Les unités militaires sont réactives, disciplinées et dotées par nécessité d’une forte cohésion. Les soldats français sont, il faut le rappeler, volontaires à faire des choses pas naturelles pour la Patrie : tuer et être tué.

Pour cela on crée autour d’eux des obligations à faire honneur à l’uniforme, au drapeau, et à ne pas faire honte à des camarades dont on a forgé l’amitié dans de durs entraînements et des opérations. On ne peut séparer l’action qui peut être un sacrifice et sa préparation. On ne transpire pas dans les entraînements pour le plaisir d’apprendre l’effort, mais pour être prêt au combat. Sinon, on fait du sport. Même les bataillons d’infanterie légère d’Afrique, les «Bat’d’Af» qui n’incorporaient que des recrues à casier judiciaire jusqu’à la fin de la guerre d’Algérie, étaient engagés au combat, où ils n’ont d’ailleurs jamais beaucoup brillé.

Va-t-on engager ces mineurs dans des combats? Non évidemment et heureusement! Dans ce cas, les engager dans un processus de formation d’un soldat, en se disant qu’au moins cela en fera quelqu’un de bien, n’a pas de sens. Cela risque par ailleurs d’affaiblir notre institution.

«Je souhaite évidemment qu’il y ait le moins d’incarcération possible de mineurs chaque fois que c’est possible, ça va de soi», a déclaré Éric Dupond-Moretti en juillet dernier, plaidant de manière générale pour une diminution de la détention provisoire. Craignez-vous que l’armée devienne un palliatif à la prison?

Mais quel est le rapport entre la prison et l’armée ? Être dans l’armée, c’est une sanction ? Il est toujours singulier de voir des gens trouver soudainement de grandes vertus éducatives ou rééducatives à une institution qu’ils ont préféré éviter lorsque cela leur était possible au temps du service national obligatoire pour les hommes et volontaire pour les femmes. L’éducation à la dure, c’est pour les autres, les gueux, voire les canailles. Cela fera du bien un tour à l’armée! Oui, mais voilà ce n’est pas le rôle de l’armée, et moins que jamais.
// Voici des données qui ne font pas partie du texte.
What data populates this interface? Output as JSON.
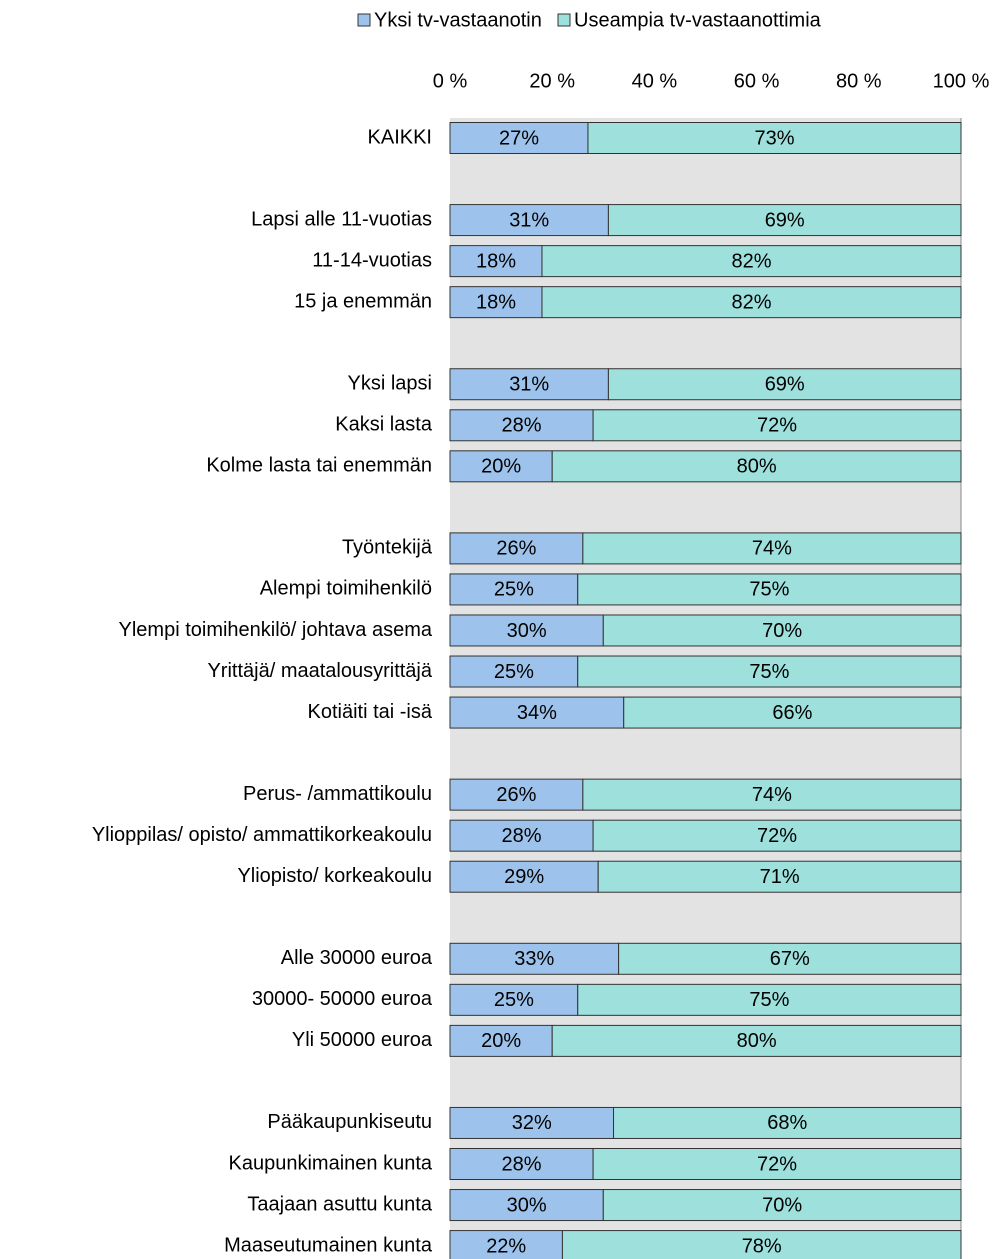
{
  "chart_data": {
    "type": "stacked-bar-horizontal",
    "categories": [
      "KAIKKI",
      null,
      "Lapsi alle 11-vuotias",
      "11-14-vuotias",
      "15 ja enemmän",
      null,
      "Yksi lapsi",
      "Kaksi lasta",
      "Kolme lasta tai enemmän",
      null,
      "Työntekijä",
      "Alempi toimihenkilö",
      "Ylempi toimihenkilö/ johtava asema",
      "Yrittäjä/ maatalousyrittäjä",
      "Kotiäiti tai -isä",
      null,
      "Perus- /ammattikoulu",
      "Ylioppilas/ opisto/ ammattikorkeakoulu",
      "Yliopisto/ korkeakoulu",
      null,
      "Alle 30000 euroa",
      "30000- 50000 euroa",
      "Yli 50000 euroa",
      null,
      "Pääkaupunkiseutu",
      "Kaupunkimainen kunta",
      "Taajaan asuttu kunta",
      "Maaseutumainen kunta"
    ],
    "series": [
      {
        "name": "Yksi tv-vastaanotin",
        "color": "#9dc3ec",
        "values": [
          27,
          null,
          31,
          18,
          18,
          null,
          31,
          28,
          20,
          null,
          26,
          25,
          30,
          25,
          34,
          null,
          26,
          28,
          29,
          null,
          33,
          25,
          20,
          null,
          32,
          28,
          30,
          22
        ],
        "value_labels": [
          "27%",
          null,
          "31%",
          "18%",
          "18%",
          null,
          "31%",
          "28%",
          "20%",
          null,
          "26%",
          "25%",
          "30%",
          "25%",
          "34%",
          null,
          "26%",
          "28%",
          "29%",
          null,
          "33%",
          "25%",
          "20%",
          null,
          "32%",
          "28%",
          "30%",
          "22%"
        ]
      },
      {
        "name": "Useampia tv-vastaanottimia",
        "color": "#9de0dc",
        "values": [
          73,
          null,
          69,
          82,
          82,
          null,
          69,
          72,
          80,
          null,
          74,
          75,
          70,
          75,
          66,
          null,
          74,
          72,
          71,
          null,
          67,
          75,
          80,
          null,
          68,
          72,
          70,
          78
        ],
        "value_labels": [
          "73%",
          null,
          "69%",
          "82%",
          "82%",
          null,
          "69%",
          "72%",
          "80%",
          null,
          "74%",
          "75%",
          "70%",
          "75%",
          "66%",
          null,
          "74%",
          "72%",
          "71%",
          null,
          "67%",
          "75%",
          "80%",
          null,
          "68%",
          "72%",
          "70%",
          "78%"
        ]
      }
    ],
    "xlim": [
      0,
      100
    ],
    "xticks": [
      {
        "value": 0,
        "label": "0 %"
      },
      {
        "value": 20,
        "label": "20 %"
      },
      {
        "value": 40,
        "label": "40 %"
      },
      {
        "value": 60,
        "label": "60 %"
      },
      {
        "value": 80,
        "label": "80 %"
      },
      {
        "value": 100,
        "label": "100 %"
      }
    ],
    "legend": "top"
  }
}
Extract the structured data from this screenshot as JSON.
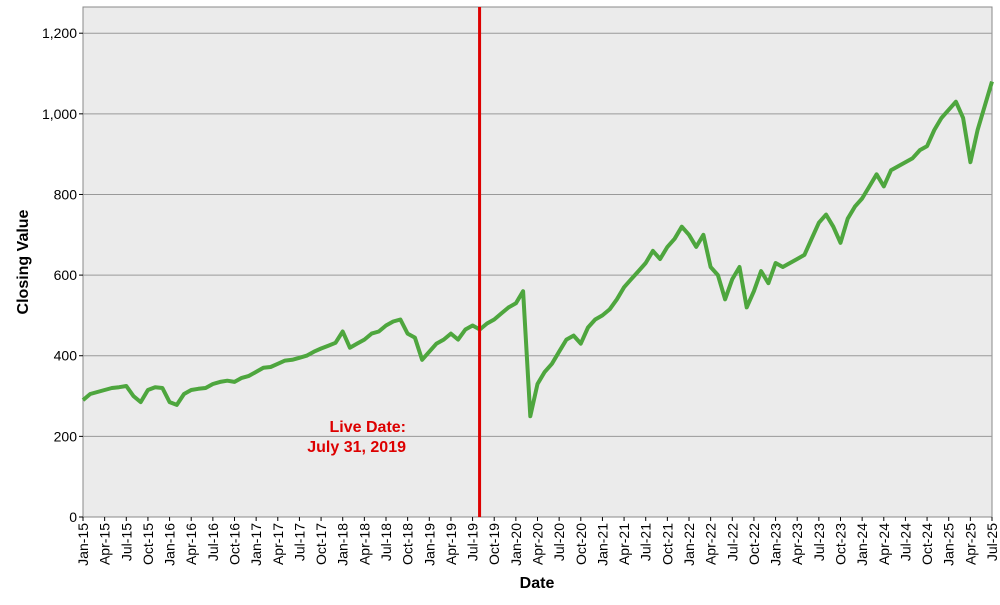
{
  "chart_data": {
    "type": "line",
    "x_label": "Date",
    "y_label": "Closing Value",
    "annotation": [
      "Live Date:",
      "July 31, 2019"
    ],
    "categories": [
      "Jan-15",
      null,
      null,
      "Apr-15",
      null,
      null,
      "Jul-15",
      null,
      null,
      "Oct-15",
      null,
      null,
      "Jan-16",
      null,
      null,
      "Apr-16",
      null,
      null,
      "Jul-16",
      null,
      null,
      "Oct-16",
      null,
      null,
      "Jan-17",
      null,
      null,
      "Apr-17",
      null,
      null,
      "Jul-17",
      null,
      null,
      "Oct-17",
      null,
      null,
      "Jan-18",
      null,
      null,
      "Apr-18",
      null,
      null,
      "Jul-18",
      null,
      null,
      "Oct-18",
      null,
      null,
      "Jan-19",
      null,
      null,
      "Apr-19",
      null,
      null,
      "Jul-19",
      null,
      null,
      "Oct-19",
      null,
      null,
      "Jan-20",
      null,
      null,
      "Apr-20",
      null,
      null,
      "Jul-20",
      null,
      null,
      "Oct-20",
      null,
      null,
      "Jan-21",
      null,
      null,
      "Apr-21",
      null,
      null,
      "Jul-21",
      null,
      null,
      "Oct-21",
      null,
      null,
      "Jan-22",
      null,
      null,
      "Apr-22",
      null,
      null,
      "Jul-22",
      null,
      null,
      "Oct-22",
      null,
      null,
      "Jan-23",
      null,
      null,
      "Apr-23",
      null,
      null,
      "Jul-23",
      null,
      null,
      "Oct-23",
      null,
      null,
      "Jan-24",
      null,
      null,
      "Apr-24",
      null,
      null,
      "Jul-24",
      null,
      null,
      "Oct-24",
      null,
      null,
      "Jan-25",
      null,
      null,
      "Apr-25",
      null,
      null,
      "Jul-25"
    ],
    "values": [
      290,
      305,
      310,
      315,
      320,
      322,
      325,
      300,
      285,
      315,
      322,
      320,
      285,
      278,
      305,
      315,
      318,
      320,
      330,
      335,
      338,
      335,
      345,
      350,
      360,
      370,
      372,
      380,
      388,
      390,
      395,
      400,
      410,
      418,
      425,
      432,
      460,
      420,
      430,
      440,
      455,
      460,
      475,
      485,
      490,
      455,
      445,
      390,
      410,
      430,
      440,
      455,
      440,
      465,
      475,
      465,
      480,
      490,
      505,
      520,
      530,
      560,
      250,
      330,
      360,
      380,
      410,
      440,
      450,
      430,
      470,
      490,
      500,
      515,
      540,
      570,
      590,
      610,
      630,
      660,
      640,
      670,
      690,
      720,
      700,
      670,
      700,
      620,
      600,
      540,
      590,
      620,
      520,
      560,
      610,
      580,
      630,
      620,
      630,
      640,
      650,
      690,
      730,
      750,
      720,
      680,
      740,
      770,
      790,
      820,
      850,
      820,
      860,
      870,
      880,
      890,
      910,
      920,
      960,
      990,
      1010,
      1030,
      990,
      880,
      960,
      1020,
      1080
    ],
    "color": "#4ea63e",
    "annotation_color": "#dd0000",
    "ylim": [
      0,
      1265
    ],
    "yticks": [
      0,
      200,
      400,
      600,
      800,
      {
        "value": 1000,
        "label": "1,000"
      },
      {
        "value": 1200,
        "label": "1,200"
      }
    ],
    "grid": true
  }
}
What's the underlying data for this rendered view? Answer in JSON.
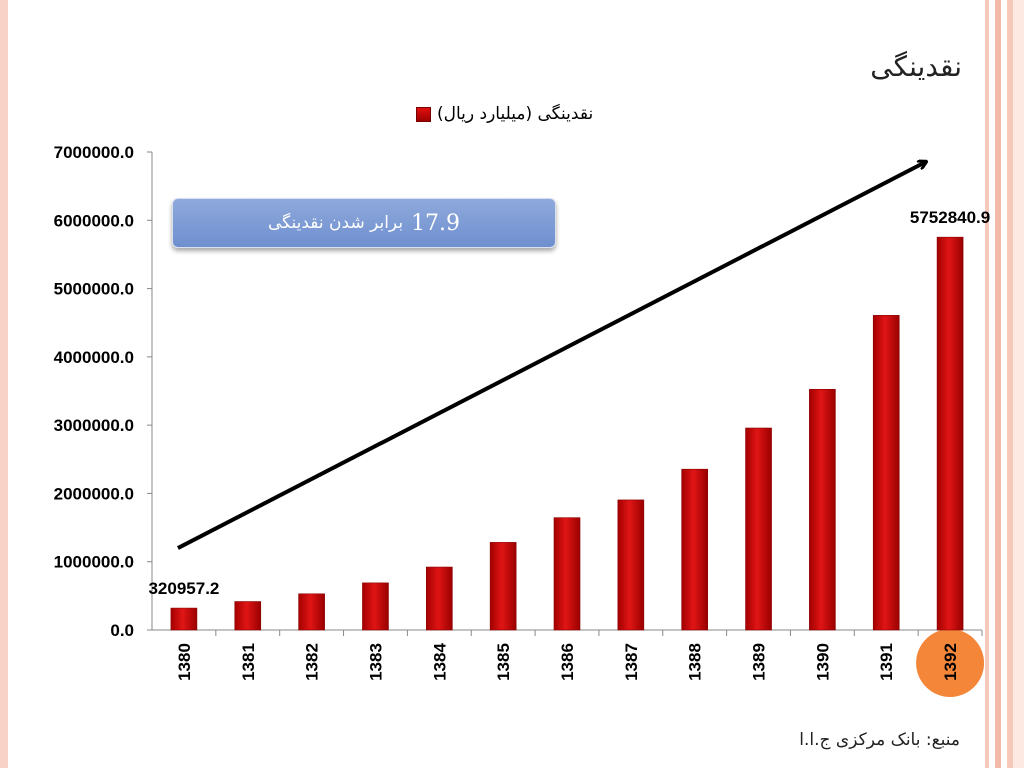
{
  "slide_title": "نقدینگی",
  "source_text": "منبع: بانک مرکزی ج.ا.ا",
  "callout": {
    "number": "17.9",
    "text": "برابر شدن نقدینگی"
  },
  "colors": {
    "bar": "#cc0000",
    "highlight": "#f4863a",
    "stripe": "#f6c6b8",
    "callout": "#7a98d6"
  },
  "chart_data": {
    "type": "bar",
    "categories": [
      "1380",
      "1381",
      "1382",
      "1383",
      "1384",
      "1385",
      "1386",
      "1387",
      "1388",
      "1389",
      "1390",
      "1391",
      "1392"
    ],
    "series": [
      {
        "name": "نقدینگی (میلیارد ریال)",
        "values": [
          320957.2,
          417000,
          530000,
          690000,
          922000,
          1283000,
          1645000,
          1905000,
          2355000,
          2958000,
          3525000,
          4608000,
          5752840.9
        ]
      }
    ],
    "data_labels": [
      {
        "category": "1380",
        "text": "320957.2"
      },
      {
        "category": "1392",
        "text": "5752840.9"
      }
    ],
    "y_ticks": [
      "0.0",
      "1000000.0",
      "2000000.0",
      "3000000.0",
      "4000000.0",
      "5000000.0",
      "6000000.0",
      "7000000.0"
    ],
    "ylim": [
      0,
      7000000
    ],
    "legend_position": "top",
    "highlighted_category": "1392",
    "trend_arrow": true
  }
}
Il est toujours singulier des voir des gens trouver soudainement de grandes vertus éducatives ou rééducatives à une institution qu’ils ont préféré éviter lorsque cela leur était possible au temps du service national obligatoire pour les hommes et volontaire pour les femmes.

Éric Dupond-Moretti, qui a des mots très gentils pour l’institution militaire, mais dont on cherche vainement la trace du service militaire, pourrait mobiliser ses propres services après tout. Quitte à trouver un palliatif à la prison pourquoi ne pas organiser quelque chose à l’intérieur du ministère de la Justice ? Il n’y a pas de modèle à admirer au ministère de la Justice ? Pourquoi pas dans l’administration pénitentiaire par exemple ?

Pensez-vous que sa mise en place pourra se faire sans difficultés?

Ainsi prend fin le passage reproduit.